On Friday I talked about how my job doesn’t make me happy, and I wanted to expand a little bit on something I mentioned.
I mentioned the websites that are constantly telling me what dreams I should be pursuing and what my priorities should be: “25 Places you NEED to see in your 20s,” “Why it’s OK to be a Hot Mess right now,” “12 GIFs that show how to make your Dream of becoming a yoga teacher come true.” I’ll admit that I made those particular ones up- but I won’t believe you if you say that you haven’t seen something eerily similar.
For a while these articles really bugged me and I thought it was because none of those things seemed within my reach. I didn’t have the vacation time to travel the globe, my years of being a hot mess seemed behind me, and my yoga was terrible. It felt like I was missing out on some big secret like that everyone else my age was living.
With that in mind, I made a big change to my life: I moved to an apartment in a younger fresher area and started going out to bars more often.
Turns out, that’s someone else’s dream. I love the convenience of having bars and restaurants close by and moving was the best thing I could’ve done, but not because I suddenly became That Party Girl. On any given Saturday night I’m at home, in sweats, reading a book and eating pizza. Or playing board games with my buds. Also in sweats.

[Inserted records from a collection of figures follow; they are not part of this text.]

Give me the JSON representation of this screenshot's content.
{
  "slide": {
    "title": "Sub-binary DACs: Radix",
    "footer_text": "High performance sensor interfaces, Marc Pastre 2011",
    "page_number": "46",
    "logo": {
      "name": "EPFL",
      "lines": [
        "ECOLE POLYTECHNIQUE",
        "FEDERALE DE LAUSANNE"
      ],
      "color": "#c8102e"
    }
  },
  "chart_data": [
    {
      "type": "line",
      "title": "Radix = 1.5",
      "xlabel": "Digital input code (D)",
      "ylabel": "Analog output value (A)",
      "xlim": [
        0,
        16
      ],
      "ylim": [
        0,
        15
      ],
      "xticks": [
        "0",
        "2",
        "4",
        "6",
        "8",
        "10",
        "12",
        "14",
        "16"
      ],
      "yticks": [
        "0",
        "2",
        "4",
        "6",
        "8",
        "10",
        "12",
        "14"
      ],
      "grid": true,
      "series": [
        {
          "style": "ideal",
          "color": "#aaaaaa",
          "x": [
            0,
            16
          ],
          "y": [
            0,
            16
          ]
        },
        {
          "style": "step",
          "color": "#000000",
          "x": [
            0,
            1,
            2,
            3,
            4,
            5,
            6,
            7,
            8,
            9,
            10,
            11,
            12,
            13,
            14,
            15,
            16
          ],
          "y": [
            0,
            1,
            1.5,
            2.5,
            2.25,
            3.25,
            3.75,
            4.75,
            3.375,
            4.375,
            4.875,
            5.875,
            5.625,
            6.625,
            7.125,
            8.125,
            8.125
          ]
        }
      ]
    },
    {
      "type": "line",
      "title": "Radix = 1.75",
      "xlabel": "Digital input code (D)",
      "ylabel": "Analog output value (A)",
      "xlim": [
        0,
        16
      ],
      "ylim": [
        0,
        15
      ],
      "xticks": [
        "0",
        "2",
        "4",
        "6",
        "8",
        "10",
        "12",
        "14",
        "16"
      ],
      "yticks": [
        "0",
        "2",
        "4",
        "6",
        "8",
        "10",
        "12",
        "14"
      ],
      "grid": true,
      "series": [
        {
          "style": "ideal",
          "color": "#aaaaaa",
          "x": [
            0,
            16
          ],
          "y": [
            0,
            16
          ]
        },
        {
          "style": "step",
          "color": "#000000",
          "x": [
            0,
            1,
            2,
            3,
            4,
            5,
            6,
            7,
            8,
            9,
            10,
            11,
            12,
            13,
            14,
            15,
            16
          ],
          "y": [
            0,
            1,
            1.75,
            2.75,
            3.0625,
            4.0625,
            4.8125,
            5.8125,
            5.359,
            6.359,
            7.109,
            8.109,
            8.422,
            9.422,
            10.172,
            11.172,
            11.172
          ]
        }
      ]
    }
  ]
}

That used to feel like laziness to me- couldn’t I suck it up, put on some mascara and a skirt and just get out there?! But what I took for laziness is actually me letting myself be comfortable. Reading and board games make me happy and relaxed. Bars are fun when I have the energy, but loud noises and crowds make me notoriously anxious (I start doing lobster hands in crowds. It’s super weird and I don’t know how it started).
The next change I wanted to make was traveling the world. My parents have taken me to so many incredible places and I wanted to keep on exploring, so I set out to start saving up my vacation time and my money so that I could get on out there. But then I went home for a week around Christmas…and then I visited my Momma for her birthday…and then manfriend and I took some weekend road trips to unwind…and soon a new baby will be joining the family and you can bet I’ll take at least a week off to go coo and cuddle…and before I knew it, most of my hard-earned vacation time was earmarked.
I can’t make myself be the slightest bit disappointed about that. It may not be exotic jungles or cosmopolitan cities like I imagined, but I use my vacation time to surround myself with love. These moments with my family and my guy are moments that I’ll never get back and I am so incredibly fortunate to get to make these memories with them. I haven’t given up my plans for traveling, just put them a little lower on my list of priorities.
Once I realized that it’s OK to set my own priorities and reach for my own goals, it was like I gave myself permission to be happy. It doesn’t make me a weirdo that I’m saving up for a down payment on a house instead of shopping for new clothes every other month. My vacations are no less exciting and life-changing for being close to home. My friends are no less important just because some of them have four legs. My Saturday mornings don’t have to be filled with hangovers- it’s fine that I head straight to the barn.
This is the adult version of peer pressure that I’m resisting- I’m determined to create my own life around what matters to me most. Becoming a yoga teacher just isn’t going to happen.